Consider the current dispute over the right response to gun violence. At its core, this argument comes down to a visceral disagreement between relying on self-defense or on government protection. Gun-rights enthusiasts insist that the best security for law-abiding citizens comes from placing formidable firearms into their hands; gun-control advocates believe we can protect the public far more effectively by taking guns away from as many Americans as possible. In other words, conservatives want to address the threat of gun violence by giving individuals more power while liberals seek to improve the situation by concentrating more power in the hands of the government. The right preaches self-reliance while the left places its trust in the higher power of government.

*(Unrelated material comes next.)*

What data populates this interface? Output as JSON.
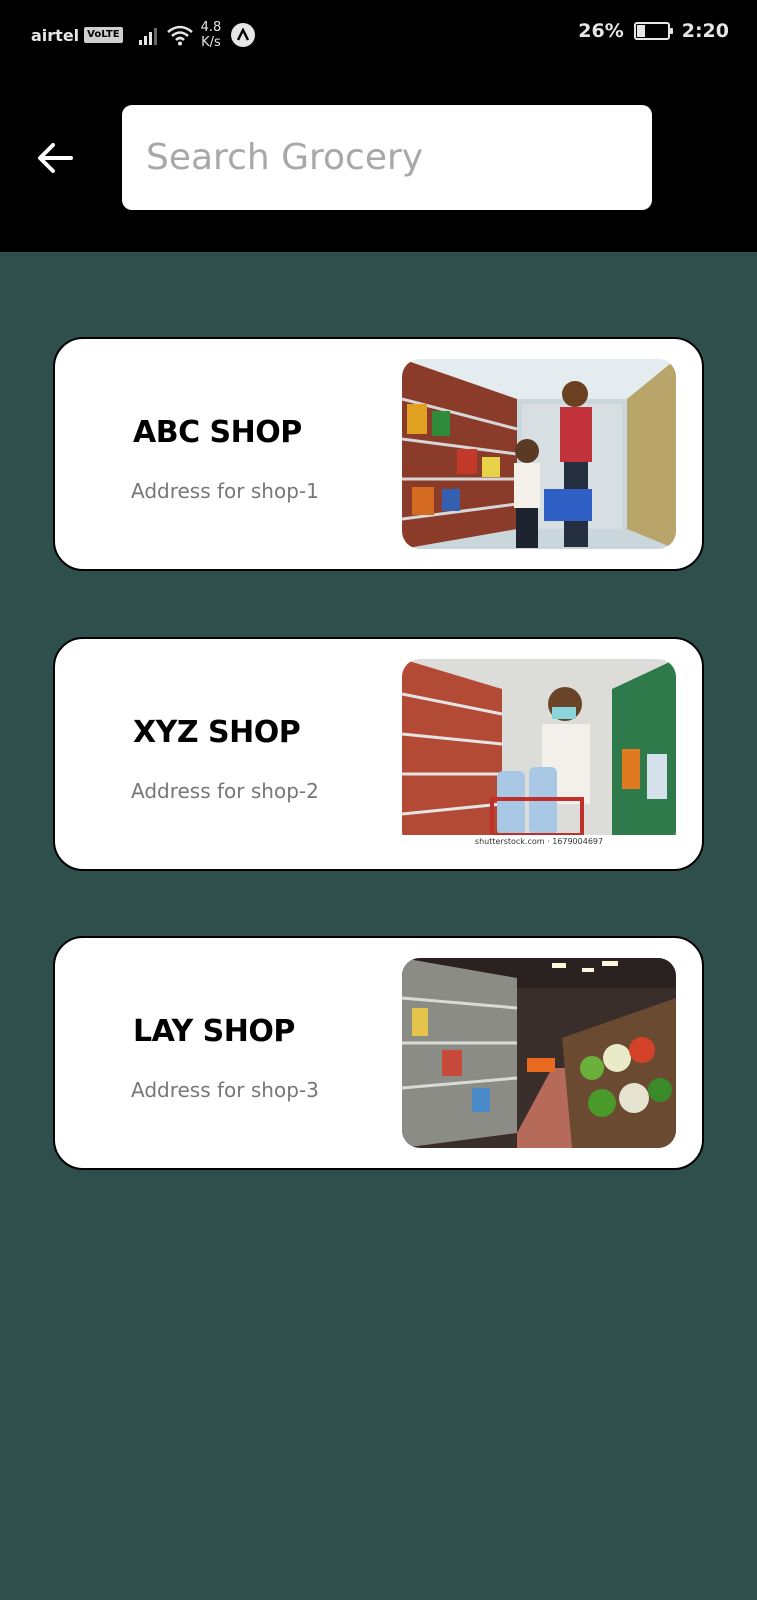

The same dynamic characterizes most of today’s foreign-policy and defense debates. Right-wingers passionately proclaim the ideal of “peace through strength,” arguing that a powerful, self-confident America with dominant military resources remains the only guarantee of national security. Progressives, on the other hand, dream of multilateral consensus, comprehensive treaties, disarmament, grand peace deals, and vastly enhanced authority for the United Nations. Once again, liberals place a touching and naive faith in the ideal of a higher power—potential world government—while conservatives insist that the United States, like any nation, must ultimately rely only on itself.
Regarding the great tax-and-spend battles presently pushing the nation ever closer toward the dreaded fiscal cliff, the right argues that the economy will perform better if money is controlled by those who earn it while the left wants to government to make better, more generous decisions on how to invest that money. Despite abundant evidence to the contrary from the failed welfare states of Western Europe, liberals maintain unwavering devotion to the notion that taking funds out of the private sector will miraculously generate more private-sector economic growth. Republicans trust the private decisions of prosperous people to make the best use of the money that those citizens have generated; Democrats rely on the superior wisdom and broader perspective of a larger, more activist government to distribute rewards and plan for the future in a complex economy.